Crowdfunding is getting a lot of press lately and it should. It's turning into an accepted process to raise money for an idea, product, or entire business. Entrepreneurs now have crowdfunding as a finance option when they're thinking about financing their business. Crowdfunding can be a complement or substitute for traditional forms of financing, like angel investing, venture capital, and bank loans.
But with different flavors of crowdfunding to choose from, which is the right one for an entrepreneur to choose? That's the subject we'll explore in this article.
Which Is Right for My Business?
It's important to understand that there are various kinds of crowdfunding and each comes with its own strengths. We'll look at each type of crowdfunding, define how it works, and see if it's a good match for your business.
To get a business off the ground or to provide it with capital to really grow, entrepreneurs have typically turned to outside investors. In this scenario, they sell off a piece of their business to an investor (or group of investors) in return for their capital. Crowdfunding has its own version of this type of financing: equity crowdfunding. In this model, investors can invest as little as $500 sometimes to buy a small share in a business. Companies like AngelList, OurCrowd, Seedrs, and others are the leaders in this space.
Larger Amounts of Money:
When compared to other forms of crowdfunding, equity crowdfunding has the potential to raise larger sums of money. While that doesn't always happen, the individual checks investors can write can dwarf the small transactions seen in other forms of financing, like reward-based crowdfunding, for example.
If you can go out and raise $1 million from 100 investors outside of crowdfunding, you're going to have 100 people telling you what to do. Some of them will have great advice; others won't. When you raise this amount of money via crowdfunding, the crowdfunding platforms typically consolidate all the investors and their money into one entity. This means you only have one investor to communicate with and one investor on your capitalization table.
Right now, for a variety of reasons including a US regulatory system that hasn't fully embraced crowdfunding, there isn't really a large, hungry crowd of investors scouring crowdfunding platforms, looking for the latest and greatest company to fund. It's harder to get traction with an equity crowdfunding platforms.
You're Selling off Part of Your Company
There's a saying that it's typically better to own a smaller stake in a larger company than a large one in a smaller enterprise but this is a personal decision. Do you want outside investors?
If you're familiar with Kickstarter or Indiegogo than you should have an idea what rewards-based crowdfunding is all about. In this model, an entrepreneur creates a crowdfunding campaign to raise money for a product that many times no more than just an idea. Contributors to these campaigns typically get to pre-purchase the product at advantageous prices.
In rewards-based crowdfunding, you're not selling part of your business -- you're bringing in early fans and customers. That doesn't mean that this is easy money -- you'll still need to create the product and ship it to potentially thousands of awaiting crowdfunding backers.

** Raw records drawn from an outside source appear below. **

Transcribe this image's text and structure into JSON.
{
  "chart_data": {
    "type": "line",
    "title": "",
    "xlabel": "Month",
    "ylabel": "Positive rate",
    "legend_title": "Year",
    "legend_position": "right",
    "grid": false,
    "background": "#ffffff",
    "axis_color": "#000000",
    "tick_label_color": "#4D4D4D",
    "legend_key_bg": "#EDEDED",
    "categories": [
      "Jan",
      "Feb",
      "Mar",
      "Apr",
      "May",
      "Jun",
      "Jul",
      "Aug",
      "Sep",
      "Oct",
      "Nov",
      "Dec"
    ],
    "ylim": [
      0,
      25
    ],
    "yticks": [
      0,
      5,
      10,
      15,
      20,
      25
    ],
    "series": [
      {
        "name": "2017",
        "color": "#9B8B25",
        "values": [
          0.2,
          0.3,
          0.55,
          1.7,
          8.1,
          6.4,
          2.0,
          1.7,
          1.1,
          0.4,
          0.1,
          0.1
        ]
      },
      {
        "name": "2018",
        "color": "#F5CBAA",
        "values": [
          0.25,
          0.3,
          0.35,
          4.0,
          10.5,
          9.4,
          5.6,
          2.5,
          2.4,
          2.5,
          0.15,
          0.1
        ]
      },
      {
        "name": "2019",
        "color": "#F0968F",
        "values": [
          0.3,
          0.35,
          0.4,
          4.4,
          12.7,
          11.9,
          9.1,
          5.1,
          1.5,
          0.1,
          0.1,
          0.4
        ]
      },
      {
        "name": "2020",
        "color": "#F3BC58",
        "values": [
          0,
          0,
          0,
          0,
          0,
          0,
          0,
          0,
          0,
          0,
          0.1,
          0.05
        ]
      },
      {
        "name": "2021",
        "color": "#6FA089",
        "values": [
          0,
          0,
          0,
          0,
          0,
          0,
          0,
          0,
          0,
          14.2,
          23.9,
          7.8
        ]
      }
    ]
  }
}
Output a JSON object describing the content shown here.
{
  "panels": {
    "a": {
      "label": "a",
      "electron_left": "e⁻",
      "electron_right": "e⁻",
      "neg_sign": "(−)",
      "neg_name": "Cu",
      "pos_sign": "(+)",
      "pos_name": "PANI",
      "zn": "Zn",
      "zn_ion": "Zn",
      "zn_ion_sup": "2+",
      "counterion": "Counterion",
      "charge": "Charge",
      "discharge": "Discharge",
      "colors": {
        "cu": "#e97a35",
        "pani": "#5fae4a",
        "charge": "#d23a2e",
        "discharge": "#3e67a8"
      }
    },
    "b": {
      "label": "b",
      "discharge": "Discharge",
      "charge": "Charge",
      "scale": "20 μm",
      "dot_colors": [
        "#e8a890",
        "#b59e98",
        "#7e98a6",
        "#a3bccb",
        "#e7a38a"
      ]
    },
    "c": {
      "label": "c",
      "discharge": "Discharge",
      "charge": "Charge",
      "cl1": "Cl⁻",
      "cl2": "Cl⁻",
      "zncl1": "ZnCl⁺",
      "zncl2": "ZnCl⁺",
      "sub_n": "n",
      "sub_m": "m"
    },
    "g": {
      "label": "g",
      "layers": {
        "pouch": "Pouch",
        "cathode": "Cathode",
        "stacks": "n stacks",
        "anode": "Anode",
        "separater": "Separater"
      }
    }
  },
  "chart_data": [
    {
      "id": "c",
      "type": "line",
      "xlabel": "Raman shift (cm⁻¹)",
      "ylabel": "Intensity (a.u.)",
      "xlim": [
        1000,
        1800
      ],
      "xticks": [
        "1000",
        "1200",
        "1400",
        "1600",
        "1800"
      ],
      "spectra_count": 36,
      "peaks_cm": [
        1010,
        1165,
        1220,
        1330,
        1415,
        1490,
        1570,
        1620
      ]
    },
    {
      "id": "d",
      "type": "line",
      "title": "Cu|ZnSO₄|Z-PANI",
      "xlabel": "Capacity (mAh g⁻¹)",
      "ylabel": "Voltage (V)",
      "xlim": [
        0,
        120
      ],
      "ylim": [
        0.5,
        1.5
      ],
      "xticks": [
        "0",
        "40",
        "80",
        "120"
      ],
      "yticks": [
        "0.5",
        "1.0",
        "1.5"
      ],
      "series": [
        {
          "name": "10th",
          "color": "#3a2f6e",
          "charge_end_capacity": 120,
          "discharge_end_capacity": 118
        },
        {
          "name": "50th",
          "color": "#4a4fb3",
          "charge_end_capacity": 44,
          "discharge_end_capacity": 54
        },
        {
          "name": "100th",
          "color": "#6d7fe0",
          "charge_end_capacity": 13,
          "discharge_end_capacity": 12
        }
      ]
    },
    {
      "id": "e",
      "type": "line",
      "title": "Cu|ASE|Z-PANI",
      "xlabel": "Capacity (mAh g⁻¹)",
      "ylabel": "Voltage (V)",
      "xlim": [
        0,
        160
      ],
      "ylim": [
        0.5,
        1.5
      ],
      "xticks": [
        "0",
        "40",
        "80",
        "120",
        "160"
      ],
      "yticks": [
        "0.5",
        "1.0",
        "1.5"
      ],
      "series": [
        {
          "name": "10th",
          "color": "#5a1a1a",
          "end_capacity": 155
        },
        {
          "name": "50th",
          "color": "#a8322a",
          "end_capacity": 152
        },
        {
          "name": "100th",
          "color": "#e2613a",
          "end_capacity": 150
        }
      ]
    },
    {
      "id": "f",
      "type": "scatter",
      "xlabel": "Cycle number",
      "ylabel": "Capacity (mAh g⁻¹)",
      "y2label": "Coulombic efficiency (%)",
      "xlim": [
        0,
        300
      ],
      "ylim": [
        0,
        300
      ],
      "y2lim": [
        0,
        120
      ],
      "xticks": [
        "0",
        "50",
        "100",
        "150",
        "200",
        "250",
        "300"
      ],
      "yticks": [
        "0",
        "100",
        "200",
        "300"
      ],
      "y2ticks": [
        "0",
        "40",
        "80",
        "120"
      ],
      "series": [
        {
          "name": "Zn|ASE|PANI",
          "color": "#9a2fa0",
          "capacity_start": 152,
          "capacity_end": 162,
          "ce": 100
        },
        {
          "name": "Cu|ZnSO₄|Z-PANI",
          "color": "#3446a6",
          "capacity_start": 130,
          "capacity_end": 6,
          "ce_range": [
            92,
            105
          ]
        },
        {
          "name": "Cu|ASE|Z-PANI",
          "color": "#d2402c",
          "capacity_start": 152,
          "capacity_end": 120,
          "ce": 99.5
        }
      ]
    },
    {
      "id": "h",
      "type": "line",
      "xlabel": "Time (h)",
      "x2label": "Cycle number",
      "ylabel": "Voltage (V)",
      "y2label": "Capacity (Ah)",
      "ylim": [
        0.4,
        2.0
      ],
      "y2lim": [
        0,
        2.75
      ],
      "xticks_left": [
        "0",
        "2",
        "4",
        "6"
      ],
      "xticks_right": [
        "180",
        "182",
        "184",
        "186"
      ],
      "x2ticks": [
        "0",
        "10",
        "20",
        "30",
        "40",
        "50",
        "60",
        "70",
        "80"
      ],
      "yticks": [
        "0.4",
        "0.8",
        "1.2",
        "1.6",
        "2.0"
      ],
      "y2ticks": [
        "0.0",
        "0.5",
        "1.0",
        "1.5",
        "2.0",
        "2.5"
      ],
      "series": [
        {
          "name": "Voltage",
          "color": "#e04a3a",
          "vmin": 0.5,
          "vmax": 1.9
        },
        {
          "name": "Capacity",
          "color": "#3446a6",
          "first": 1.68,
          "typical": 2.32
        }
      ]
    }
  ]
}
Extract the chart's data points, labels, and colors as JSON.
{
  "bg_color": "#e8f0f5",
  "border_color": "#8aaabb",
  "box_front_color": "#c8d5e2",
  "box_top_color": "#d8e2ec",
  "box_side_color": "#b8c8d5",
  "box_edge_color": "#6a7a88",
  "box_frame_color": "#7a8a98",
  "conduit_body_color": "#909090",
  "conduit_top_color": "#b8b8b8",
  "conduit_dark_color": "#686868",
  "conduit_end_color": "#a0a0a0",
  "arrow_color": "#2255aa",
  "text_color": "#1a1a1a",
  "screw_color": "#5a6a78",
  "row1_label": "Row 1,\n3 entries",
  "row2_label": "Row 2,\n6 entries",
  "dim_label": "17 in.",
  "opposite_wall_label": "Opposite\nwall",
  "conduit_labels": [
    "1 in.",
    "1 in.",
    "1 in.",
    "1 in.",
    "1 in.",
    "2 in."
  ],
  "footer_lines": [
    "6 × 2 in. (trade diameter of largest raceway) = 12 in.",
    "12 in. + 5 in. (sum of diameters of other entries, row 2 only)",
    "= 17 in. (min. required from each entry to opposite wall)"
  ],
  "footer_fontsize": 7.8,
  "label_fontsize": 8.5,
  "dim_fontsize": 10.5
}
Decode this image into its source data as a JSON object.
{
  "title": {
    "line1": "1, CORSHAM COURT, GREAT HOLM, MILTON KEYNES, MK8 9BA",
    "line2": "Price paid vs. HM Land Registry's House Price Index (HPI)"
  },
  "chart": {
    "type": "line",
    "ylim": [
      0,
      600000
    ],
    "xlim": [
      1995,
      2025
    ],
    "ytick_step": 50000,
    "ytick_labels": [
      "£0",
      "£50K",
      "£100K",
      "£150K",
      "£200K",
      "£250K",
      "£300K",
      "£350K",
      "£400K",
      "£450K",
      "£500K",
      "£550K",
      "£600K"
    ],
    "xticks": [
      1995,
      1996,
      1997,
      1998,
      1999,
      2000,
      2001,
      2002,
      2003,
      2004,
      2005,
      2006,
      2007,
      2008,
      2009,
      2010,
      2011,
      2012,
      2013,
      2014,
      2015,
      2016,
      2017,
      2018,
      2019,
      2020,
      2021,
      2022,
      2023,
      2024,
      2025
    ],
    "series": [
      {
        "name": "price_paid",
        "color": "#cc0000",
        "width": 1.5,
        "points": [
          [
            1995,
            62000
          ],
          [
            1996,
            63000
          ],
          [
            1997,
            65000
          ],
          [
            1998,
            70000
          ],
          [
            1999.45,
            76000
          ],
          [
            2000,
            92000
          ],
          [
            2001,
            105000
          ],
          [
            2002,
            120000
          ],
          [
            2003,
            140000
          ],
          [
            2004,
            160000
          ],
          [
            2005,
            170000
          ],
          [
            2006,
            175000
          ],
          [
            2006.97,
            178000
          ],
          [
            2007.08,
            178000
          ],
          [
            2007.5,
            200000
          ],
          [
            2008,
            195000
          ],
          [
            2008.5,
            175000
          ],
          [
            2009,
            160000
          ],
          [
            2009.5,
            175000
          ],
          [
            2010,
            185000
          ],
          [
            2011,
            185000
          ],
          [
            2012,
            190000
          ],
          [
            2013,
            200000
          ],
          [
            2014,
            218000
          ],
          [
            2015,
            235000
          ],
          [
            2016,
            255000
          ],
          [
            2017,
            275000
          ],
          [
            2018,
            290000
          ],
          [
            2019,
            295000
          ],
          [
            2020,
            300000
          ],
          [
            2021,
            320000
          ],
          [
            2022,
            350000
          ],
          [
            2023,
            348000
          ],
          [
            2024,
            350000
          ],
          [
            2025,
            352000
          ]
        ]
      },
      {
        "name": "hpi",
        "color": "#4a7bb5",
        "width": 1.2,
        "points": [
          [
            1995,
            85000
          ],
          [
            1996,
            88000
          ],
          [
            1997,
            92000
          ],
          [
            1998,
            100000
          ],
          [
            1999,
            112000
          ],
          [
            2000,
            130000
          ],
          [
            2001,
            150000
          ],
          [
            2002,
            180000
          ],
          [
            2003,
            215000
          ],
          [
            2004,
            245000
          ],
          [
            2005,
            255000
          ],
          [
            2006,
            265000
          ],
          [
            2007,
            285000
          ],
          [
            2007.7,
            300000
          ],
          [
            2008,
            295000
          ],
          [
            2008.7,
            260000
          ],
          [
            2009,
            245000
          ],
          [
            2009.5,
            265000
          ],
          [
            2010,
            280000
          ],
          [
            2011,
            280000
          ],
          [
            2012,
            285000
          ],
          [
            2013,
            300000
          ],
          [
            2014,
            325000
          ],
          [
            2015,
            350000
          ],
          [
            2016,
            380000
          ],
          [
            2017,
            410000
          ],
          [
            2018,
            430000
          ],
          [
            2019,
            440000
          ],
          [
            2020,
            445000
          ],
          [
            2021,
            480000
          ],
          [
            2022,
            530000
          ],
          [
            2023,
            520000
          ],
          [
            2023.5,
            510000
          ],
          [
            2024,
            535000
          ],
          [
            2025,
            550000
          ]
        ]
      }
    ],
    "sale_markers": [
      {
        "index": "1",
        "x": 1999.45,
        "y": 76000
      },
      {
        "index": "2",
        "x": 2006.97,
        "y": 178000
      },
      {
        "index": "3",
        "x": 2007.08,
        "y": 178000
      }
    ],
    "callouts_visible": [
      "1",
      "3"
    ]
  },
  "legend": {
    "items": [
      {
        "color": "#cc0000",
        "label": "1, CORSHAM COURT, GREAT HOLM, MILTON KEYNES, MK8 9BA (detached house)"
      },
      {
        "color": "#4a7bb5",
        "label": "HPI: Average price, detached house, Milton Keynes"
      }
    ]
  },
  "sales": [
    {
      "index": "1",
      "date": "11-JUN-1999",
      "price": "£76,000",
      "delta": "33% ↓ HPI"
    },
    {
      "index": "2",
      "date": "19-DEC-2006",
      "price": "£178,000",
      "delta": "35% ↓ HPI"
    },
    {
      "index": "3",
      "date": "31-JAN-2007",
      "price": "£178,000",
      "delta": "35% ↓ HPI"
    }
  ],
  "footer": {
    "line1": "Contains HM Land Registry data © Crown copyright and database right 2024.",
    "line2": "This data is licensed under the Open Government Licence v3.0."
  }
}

It's about more than the money:
Many businesses turn to rewards-crowdfunding not just because it has proven to be an efficient way to fundraise a new product or business line. It also builds rabid fans, people who are excited to be an early supporter of your business. Established companies are turning to crowdfunding to test products with their audience to see if they'll be successful when they launch.
Success can be your downfall:
We're reading about more and more crowdfunding campaigns that raised millions of dollars and went bankrupt. How does that happen? Well, for one, raising the money is just the first part of a rewards-crowdfunding campaign. You still have to manufacture and ship a product. That has proven REALLY tricky for some startup and early-stage companies.
Individuals have turned to crowdfunding to skirt banks and borrow money to pay off things like their credit cards or to redo their kitchens. Peer to peer lending (now called marketplace lending) is now embracing some small businesses who are turning to sites like LendingClub to take out business loans.
Better Than Banks (Sometimes)
With peer to peer lending, this form of crowdfunding can beat interest rates at banks. Additionally, businesses that may have a hard time getting a loan at a bank can find success with crowdfunding. Sometimes. It's still early and just because it can work for your business doesn't mean there is someone out there willing to lend you money.
Marketplace lending is just that...lending. That means you have another loan you need to repay. You may get favorable rates but you'll still need to pay off this loan.
If you're a non-profit, you've got your own form of crowdfunding. This doesn't require giving any rewards away (like you do with rewards-based crowdfunding). Donation-based crowdfunding is the online way to give -- non-profits run crowdfunding campaigns, they get shared among interested donors, and you raise money. Here are the best crowdfunding sites for charities and non-profits.
So, there you have it. Crowdfunding comes in a variety of different flavors, each with their own pros and cons. Which one are you going to choose?